Add to that numerous anecdotes of an industry insider culture that’s hostile to women.
But things are changing. And there are a lot of well-known women working in the game industry. Things might not be moving as fast as some people would like, but change is coming.
It’s changing in part because there are people publicly criticizing the industry, pushing for change, exposing hostile workplaces, criticizing portrayals of women in games, etc. It’s all a thing.
I’d take this thread seriously if the people wetting their tampons over “mean talk” weren’t casually tossing out comments about fat, diabetic, losers with small penises who will never be loved as “gamers.”
…I just did a search in this thread for “diabetic”, then waited 120 seconds and searched for “penises” and the only person in this thread who used those words are you.
So you are full of shit. And you haven’t read the thread, and you don’t know what we are talking about. So take the time to go read the thread, then come back and criticise us for what we have said and not what you have imagined we have said.

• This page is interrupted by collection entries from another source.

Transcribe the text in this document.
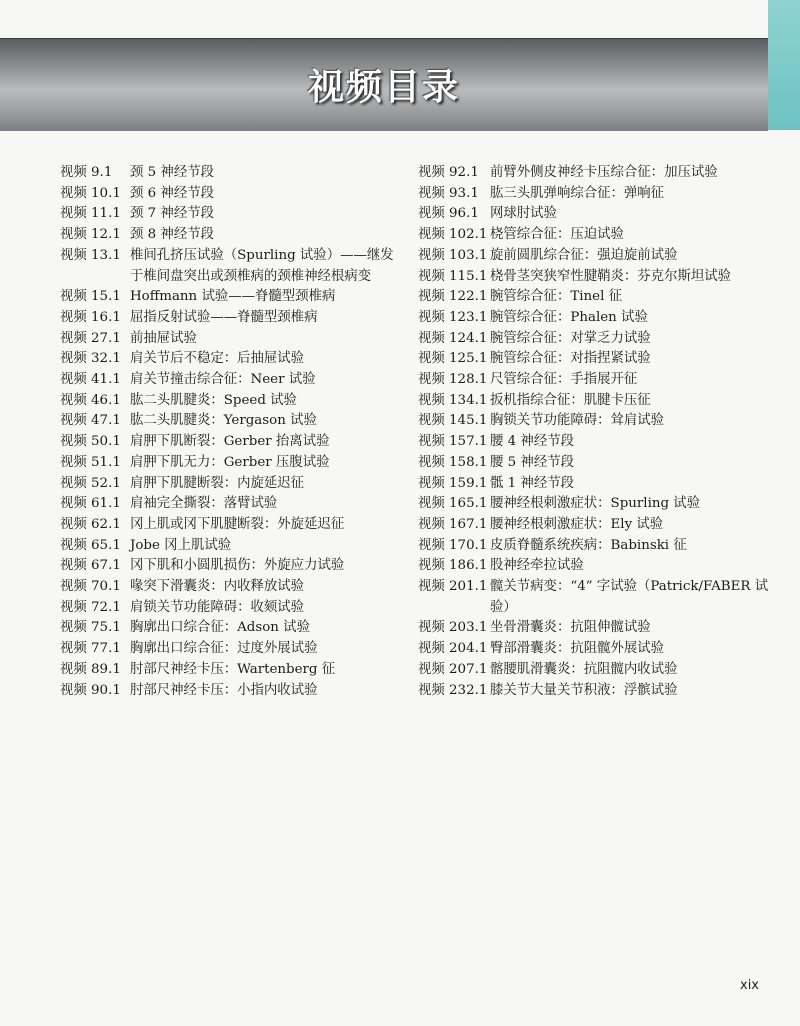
视频目录
视频 9.1	颈 5 神经节段
视频 10.1 颈 6 神经节段
视频 11.1 颈 7 神经节段
视频 12.1 颈 8 神经节段
视频 13.1 椎间孔挤压试验（Spurling 试验）——继发于椎间盘突出或颈椎病的颈椎神经根病变
视频 15.1 Hoffmann 试验——脊髓型颈椎病
视频 16.1 屈指反射试验——脊髓型颈椎病
视频 27.1 前抽屉试验
视频 32.1 肩关节后不稳定：后抽屉试验
视频 41.1 肩关节撞击综合征：Neer 试验
视频 46.1 肱二头肌腱炎：Speed 试验
视频 47.1 肱二头肌腱炎：Yergason 试验
视频 50.1 肩胛下肌断裂：Gerber 抬离试验
视频 51.1 肩胛下肌无力：Gerber 压腹试验
视频 52.1 肩胛下肌腱断裂：内旋延迟征
视频 61.1 肩袖完全撕裂：落臂试验
视频 62.1 冈上肌或冈下肌腱断裂：外旋延迟征
视频 65.1 Jobe 冈上肌试验
视频 67.1 冈下肌和小圆肌损伤：外旋应力试验
视频 70.1 喙突下滑囊炎：内收释放试验
视频 72.1 肩锁关节功能障碍：收颏试验
视频 75.1 胸廓出口综合征：Adson 试验
视频 77.1 胸廓出口综合征：过度外展试验
视频 89.1 肘部尺神经卡压：Wartenberg 征
视频 90.1 肘部尺神经卡压：小指内收试验
视频 92.1 前臂外侧皮神经卡压综合征：加压试验
视频 93.1 肱三头肌弹响综合征：弹响征
视频 96.1 网球肘试验
视频 102.1 桡管综合征：压迫试验
视频 103.1 旋前圆肌综合征：强迫旋前试验
视频 115.1 桡骨茎突狭窄性腱鞘炎：芬克尔斯坦试验
视频 122.1 腕管综合征：Tinel 征
视频 123.1 腕管综合征：Phalen 试验
视频 124.1 腕管综合征：对掌乏力试验
视频 125.1 腕管综合征：对指捏紧试验
视频 128.1 尺管综合征：手指展开征
视频 134.1 扳机指综合征：肌腱卡压征
视频 145.1 胸锁关节功能障碍：耸肩试验
视频 157.1 腰 4 神经节段
视频 158.1 腰 5 神经节段
视频 159.1 骶 1 神经节段
视频 165.1 腰神经根刺激症状：Spurling 试验
视频 167.1 腰神经根刺激症状：Ely 试验
视频 170.1 皮质脊髓系统疾病：Babinski 征
视频 186.1 股神经牵拉试验
视频 201.1 髋关节病变：“4” 字试验（Patrick/FABER 试验）
视频 203.1 坐骨滑囊炎：抗阻伸髋试验
视频 204.1 臀部滑囊炎：抗阻髋外展试验
视频 207.1 髂腰肌滑囊炎：抗阻髋内收试验
视频 232.1 膝关节大量关节积液：浮髌试验
xix
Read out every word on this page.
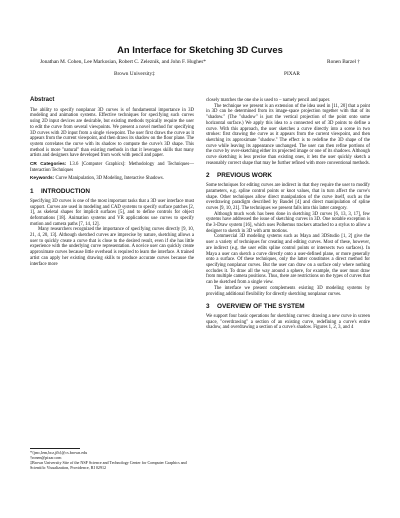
An Interface for Sketching 3D Curves
Jonathan M. Cohen, Lee Markosian, Robert C. Zeleznik, and John F. Hughes*	Ronen Barzel †
Brown University‡	PIXAR
Abstract

The ability to specify nonplanar 3D curves is of fundamental importance in 3D modeling and animation systems. Effective techniques for specifying such curves using 2D input devices are desirable, but existing methods typically require the user to edit the curve from several viewpoints. We present a novel method for specifying 3D curves with 2D input from a single viewpoint. The user first draws the curve as it appears from the current viewpoint, and then draws its shadow on the floor plane. The system correlates the curve with its shadow to compute the curve's 3D shape. This method is more "natural" than existing methods in that it leverages skills that many artists and designers have developed from work with pencil and paper.

CR Categories: I.3.6 [Computer Graphics]: Methodology and Techniques—Interaction Techniques

Keywords: Curve Manipulation, 3D Modeling, Interactive Shadows.

1 INTRODUCTION

Specifying 3D curves is one of the most important tasks that a 3D user interface must support. Curves are used in modeling and CAD systems to specify surface patches [2, 1], as skeletal shapes for implicit surfaces [5], and to define controls for object deformations [18]. Animation systems and VR applications use curves to specify motion and camera paths [7, 14, 12].

Many researchers recognized the importance of specifying curves directly [9, 10, 21, 4, 20, 13]. Although sketched curves are imprecise by nature, sketching allows a user to quickly create a curve that is close to the desired result, even if she has little experience with the underlying curve representation. A novice user can quickly create approximate curves because little overhead is required to learn the interface. A trained artist can apply her existing drawing skills to produce accurate curves because the interface more

*{jmc,lem,bcz,jfh}@cs.brown.edu

†ronen@pixar.com

‡Brown University Site of the NSF Science and Technology Center for Computer Graphics and Scientific Visualization, Providence, RI 02912

closely matches the one she is used to – namely pencil and paper.

The technique we present is an extension of the idea used in [11, 20] that a point in 3D can be determined from its image-space projection together with that of its "shadow." (The "shadow" is just the vertical projection of the point onto some horizontal surface.) We apply this idea to a connected set of 3D points to define a curve. With this approach, the user sketches a curve directly into a scene in two strokes: first drawing the curve as it appears from the current viewpoint, and then sketching its approximate "shadow." The effect is to redefine the 3D shape of the curve while leaving its appearance unchanged. The user can then refine portions of the curve by over-sketching either its projected image or one of its shadows. Although curve sketching is less precise than existing ones, it lets the user quickly sketch a reasonably correct shape that may be further refined with more conventional methods.

2 PREVIOUS WORK

Some techniques for editing curves are indirect in that they require the user to modify parameters, e.g. spline control points or knot values, that in turn affect the curve's shape. Other techniques allow direct manipulation of the curve itself, such as the overdrawing paradigm described by Baudel [4] and direct manipulation of spline curves [9, 10, 21]. The techniques we present falls into this latter category.

Although much work has been done in sketching 3D curves [6, 13, 3, 17], few systems have addressed the issue of sketching curves in 3D. One notable exception is the 3-Draw system [16], which uses Polhemus trackers attached to a stylus to allow a designer to sketch in 3D with arm motions.

Commercial 3D modeling systems such as Maya and 3DStudio [1, 2] give the user a variety of techniques for creating and editing curves. Most of these, however, are indirect (e.g. the user edits spline control points or intersects two surfaces). In Maya a user can sketch a curve directly onto a user-defined plane, or more generally onto a surface. Of these techniques, only the latter constitutes a direct method for specifying nonplanar curves. But the user can draw on a surface only where nothing occludes it. To draw all the way around a sphere, for example, the user must draw from multiple camera positions. Thus, there are restrictions on the types of curves that can be sketched from a single view.

The interface we present complements existing 3D modeling systems by providing additional flexibility for directly sketching nonplanar curves.

3 OVERVIEW OF THE SYSTEM

We support four basic operations for sketching curves: drawing a new curve in screen space, "overdrawing" a section of an existing curve, redefining a curve's entire shadow, and overdrawing a section of a curve's shadow. Figures 1, 2, 3, and 4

You do realize that when you say, “I’d agree with you but I don’t like your tone,” the takeaway is “You’re right and I’m too small to admit it.”, right?
What gamergate has done has been to reveal just how toxic becoming part of the gaming industry can be. When guys like Anil Dash (who is not even part of the gaming industry) get targeted by the gamergate mob there is something seriously wrong.
Is change coming? If gamergate generates any positives at all, it will be driving the toxic elements out of the industry for good. There are many other things the industry need to fix. But the gamergate crowd want change and are pushing for change as well. If you want a more diverse gaming industry then now is the time to make your voice heard.